Crime and Punishment

     I've never been a person who enjoys exercise.  I still don't.  At best I look at exercising as a chore. I'm coming to terms with the fact that exercise is necessary not only for weigh loss, but for overall health--and I'm getting my ass off the couch and making healthy lifestyle changes.  However, I'll be honest with you--I'm still not a fan.  What I am a fan of is food.  I've never been a picky eater.  I like to try new things, and at the same time find comfort in my old favorites.  I'm having to learn portion control.  I'm having to learn how to say no to instant gratification.  And you know what--- it's hard to do.  I'm a true believer that much of the battle for weight loss fought in our mind. Shedding pounds isn't just about changing your eating habits or your exercise routine.  It is about changing your mindset.   That my friends,  just might be the most difficult aspect of it all.  
     One thing I'm struggling with right now is changing my mind set regarding the balance between food and exercise.  I know that the secret to losing weight is burning more calories than you consume.  Simple math folks.  Calories in vs. calories out.  What I'm struggling with is a punitive mentality.  I have to stop the thought process that tells me that when I eat something "bad" I deserve to be "punished"--if I do the crime (eat something high in calories) I have to do the time (exercise).  I've got to realize that eating a enchilada is not a capital offense.  If I over indulge in tortilla chips on occasion, I don't have to sentence myself to two hours of hard labor on the treadmill.  (Can ya'll tell what I had for dinner last night?)  
     This kind of thinking is not healthy.  Quite honestly, it is the kind of thinking that fuels anorexia and bulimia--and that is scary.  Although I honestly don't think I'm in danger of succumbing to an eating disorder,  I do realize that  I'm never going to learn to enjoy exercise if I just look at it as doing penance.  If I berate myself every time I make a trip to the Mexican restaurant I won't enjoy what I'm eating, and I'll resent my next workout.  This is the opposite of productive.  I shouldn't be living my life like a character in some bleak Dostoyevsky novel.  Eating and exercise are not synonymous with crime and punishment.
     I think a more productive way to look at balancing calories in vs. calories out is to think about it in terms of debits and credits.  Here's an analogy.  If I charge X amount on my credit card, I'm eventually going to have to pay that same amount off.  It is the same with eating.  If I eat X amount of calories, I'm going to have to burn that amount or more off by exercising.  If you over spend, or overeat, there are consequences.  That's why it is important to budget.  Budgeting, whether with our money or with food, helps us make wise choices and avoid impulsive decisions.  
      Another part of losing the crime and punishment mentality is looking at all of the benefits I get from exercise.  This might not help me enjoy it any more, but it does build my incentive.  I can feel my stamina increasing. I know my heart and lungs are getting stronger.  Walking a mile used to seem unattainable.
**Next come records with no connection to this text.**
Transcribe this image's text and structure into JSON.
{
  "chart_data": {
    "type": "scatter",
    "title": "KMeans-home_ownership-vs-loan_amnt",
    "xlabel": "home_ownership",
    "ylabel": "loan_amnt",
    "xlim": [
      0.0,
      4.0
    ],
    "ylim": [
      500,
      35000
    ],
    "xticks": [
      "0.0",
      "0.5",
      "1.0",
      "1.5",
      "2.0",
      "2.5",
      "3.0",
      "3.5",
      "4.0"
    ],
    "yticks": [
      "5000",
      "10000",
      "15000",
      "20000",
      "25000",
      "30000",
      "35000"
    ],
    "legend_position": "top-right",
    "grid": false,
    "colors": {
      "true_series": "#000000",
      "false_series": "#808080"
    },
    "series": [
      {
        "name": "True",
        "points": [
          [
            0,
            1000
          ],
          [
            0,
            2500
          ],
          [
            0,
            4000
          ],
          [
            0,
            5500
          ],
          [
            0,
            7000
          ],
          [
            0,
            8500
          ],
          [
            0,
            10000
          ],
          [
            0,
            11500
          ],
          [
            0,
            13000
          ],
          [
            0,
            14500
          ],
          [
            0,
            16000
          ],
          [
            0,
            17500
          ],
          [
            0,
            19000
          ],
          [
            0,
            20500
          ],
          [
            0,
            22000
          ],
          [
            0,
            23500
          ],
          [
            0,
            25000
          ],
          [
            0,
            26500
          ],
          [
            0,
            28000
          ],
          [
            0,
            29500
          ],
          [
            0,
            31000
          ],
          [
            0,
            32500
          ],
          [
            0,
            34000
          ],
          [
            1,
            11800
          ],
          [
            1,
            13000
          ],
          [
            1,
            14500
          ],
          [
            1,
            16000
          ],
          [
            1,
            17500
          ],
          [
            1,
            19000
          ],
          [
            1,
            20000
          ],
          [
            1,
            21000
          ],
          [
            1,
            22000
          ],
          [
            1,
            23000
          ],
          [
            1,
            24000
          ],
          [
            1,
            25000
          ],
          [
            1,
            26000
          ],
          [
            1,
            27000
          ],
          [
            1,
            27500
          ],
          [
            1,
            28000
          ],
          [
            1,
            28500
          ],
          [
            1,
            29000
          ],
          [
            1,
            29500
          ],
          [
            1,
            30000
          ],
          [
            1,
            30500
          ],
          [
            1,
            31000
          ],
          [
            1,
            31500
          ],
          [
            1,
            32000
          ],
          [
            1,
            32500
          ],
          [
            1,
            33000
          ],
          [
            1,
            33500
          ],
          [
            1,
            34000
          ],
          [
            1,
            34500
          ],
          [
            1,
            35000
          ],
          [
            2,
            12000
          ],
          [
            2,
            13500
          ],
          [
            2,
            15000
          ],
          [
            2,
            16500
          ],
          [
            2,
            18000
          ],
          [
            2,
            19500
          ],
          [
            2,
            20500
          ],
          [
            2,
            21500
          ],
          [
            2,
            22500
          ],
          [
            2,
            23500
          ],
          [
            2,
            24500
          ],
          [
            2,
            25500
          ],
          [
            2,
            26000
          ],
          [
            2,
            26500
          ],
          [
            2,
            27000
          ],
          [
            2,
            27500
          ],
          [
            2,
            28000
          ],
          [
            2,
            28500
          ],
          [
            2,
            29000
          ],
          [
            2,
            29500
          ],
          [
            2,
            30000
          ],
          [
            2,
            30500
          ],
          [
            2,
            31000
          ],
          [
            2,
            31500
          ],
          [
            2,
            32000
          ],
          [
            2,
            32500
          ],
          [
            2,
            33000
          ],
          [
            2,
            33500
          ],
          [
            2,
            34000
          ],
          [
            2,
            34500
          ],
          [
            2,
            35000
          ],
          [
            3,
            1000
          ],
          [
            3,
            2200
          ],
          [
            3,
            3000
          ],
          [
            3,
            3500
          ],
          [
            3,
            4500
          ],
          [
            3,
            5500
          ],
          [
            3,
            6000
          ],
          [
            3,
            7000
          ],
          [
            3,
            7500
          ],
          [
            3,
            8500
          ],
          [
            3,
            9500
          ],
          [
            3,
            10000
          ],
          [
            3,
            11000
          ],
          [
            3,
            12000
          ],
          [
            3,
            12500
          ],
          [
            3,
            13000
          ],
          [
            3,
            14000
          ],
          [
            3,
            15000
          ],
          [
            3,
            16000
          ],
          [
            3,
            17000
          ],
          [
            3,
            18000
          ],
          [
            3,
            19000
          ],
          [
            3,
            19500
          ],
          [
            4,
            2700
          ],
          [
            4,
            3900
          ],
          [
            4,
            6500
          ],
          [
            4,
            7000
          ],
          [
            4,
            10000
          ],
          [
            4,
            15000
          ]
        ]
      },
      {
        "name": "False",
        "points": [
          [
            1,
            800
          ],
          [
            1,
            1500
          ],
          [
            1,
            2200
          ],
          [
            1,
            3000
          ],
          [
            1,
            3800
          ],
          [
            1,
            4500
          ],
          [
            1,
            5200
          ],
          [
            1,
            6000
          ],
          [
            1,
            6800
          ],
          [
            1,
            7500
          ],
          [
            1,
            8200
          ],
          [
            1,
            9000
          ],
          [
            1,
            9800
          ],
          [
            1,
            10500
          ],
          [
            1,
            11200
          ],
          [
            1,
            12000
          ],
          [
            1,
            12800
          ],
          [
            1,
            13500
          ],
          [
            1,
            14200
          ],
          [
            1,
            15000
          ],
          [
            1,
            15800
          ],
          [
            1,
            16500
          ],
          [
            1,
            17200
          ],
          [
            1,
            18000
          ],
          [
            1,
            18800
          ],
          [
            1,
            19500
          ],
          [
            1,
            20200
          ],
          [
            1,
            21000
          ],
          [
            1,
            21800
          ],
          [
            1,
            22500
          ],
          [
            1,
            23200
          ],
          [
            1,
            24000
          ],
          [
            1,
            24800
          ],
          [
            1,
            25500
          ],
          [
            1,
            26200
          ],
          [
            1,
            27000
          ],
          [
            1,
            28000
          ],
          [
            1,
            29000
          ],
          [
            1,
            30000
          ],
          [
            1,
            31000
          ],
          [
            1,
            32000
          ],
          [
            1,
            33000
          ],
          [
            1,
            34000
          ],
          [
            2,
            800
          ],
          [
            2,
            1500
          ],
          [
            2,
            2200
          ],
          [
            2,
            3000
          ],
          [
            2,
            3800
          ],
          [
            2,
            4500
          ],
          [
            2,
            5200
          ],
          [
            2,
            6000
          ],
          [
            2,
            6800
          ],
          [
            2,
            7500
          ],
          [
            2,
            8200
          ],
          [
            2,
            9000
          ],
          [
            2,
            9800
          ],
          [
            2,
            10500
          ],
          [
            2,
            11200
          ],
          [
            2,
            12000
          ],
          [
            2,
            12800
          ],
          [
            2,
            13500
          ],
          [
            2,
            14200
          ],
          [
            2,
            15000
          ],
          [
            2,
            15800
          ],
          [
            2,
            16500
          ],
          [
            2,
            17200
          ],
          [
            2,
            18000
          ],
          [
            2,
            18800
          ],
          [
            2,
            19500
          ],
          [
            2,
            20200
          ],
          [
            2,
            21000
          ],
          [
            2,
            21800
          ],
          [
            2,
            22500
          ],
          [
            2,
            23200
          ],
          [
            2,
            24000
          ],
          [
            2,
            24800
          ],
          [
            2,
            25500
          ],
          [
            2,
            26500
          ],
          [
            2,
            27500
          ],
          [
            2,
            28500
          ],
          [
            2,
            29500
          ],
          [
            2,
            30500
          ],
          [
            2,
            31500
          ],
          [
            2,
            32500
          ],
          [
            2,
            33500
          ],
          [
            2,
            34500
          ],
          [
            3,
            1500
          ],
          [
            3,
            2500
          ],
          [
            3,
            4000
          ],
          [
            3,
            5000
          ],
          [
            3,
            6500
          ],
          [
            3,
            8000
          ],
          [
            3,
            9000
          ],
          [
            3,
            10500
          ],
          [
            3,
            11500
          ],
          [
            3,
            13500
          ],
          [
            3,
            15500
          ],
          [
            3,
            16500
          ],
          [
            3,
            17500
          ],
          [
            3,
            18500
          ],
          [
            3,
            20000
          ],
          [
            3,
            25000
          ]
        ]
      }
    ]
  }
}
Now, I can routinely run/walk three or more.  Daily activities that once caused me to become winded such as climbing stairs or walking through the mall  are no longer physically taxing.  Another thing that build incentive is the fact that I can feel my muscles getting tighter and more toned.  While I'm still not totally satisfied with my refection, my changing physique makes me like the person in the mirror a hell of a lot more.  Also, I now understand what people are talking about when they say they feel good after they exercise.  I may not feel fantastic while I'm sweating it out, but I sure do feel better afterward.  I feel more alive while I'm awake, and I sleep so much better at night. These are all things to celebrate!  
     I won't tell you that changing my mindset is easy.  It is challenging to overcome years of negative thinking.  These old habits die hard.  But, I will tell you, just like losing the weight, changing my thinking is doable.  100 pounds ago, I never thought I'd be where I am today.  I've just got to keep believing and sending positive messages to myself all the while pushing the negativity back where it belongs.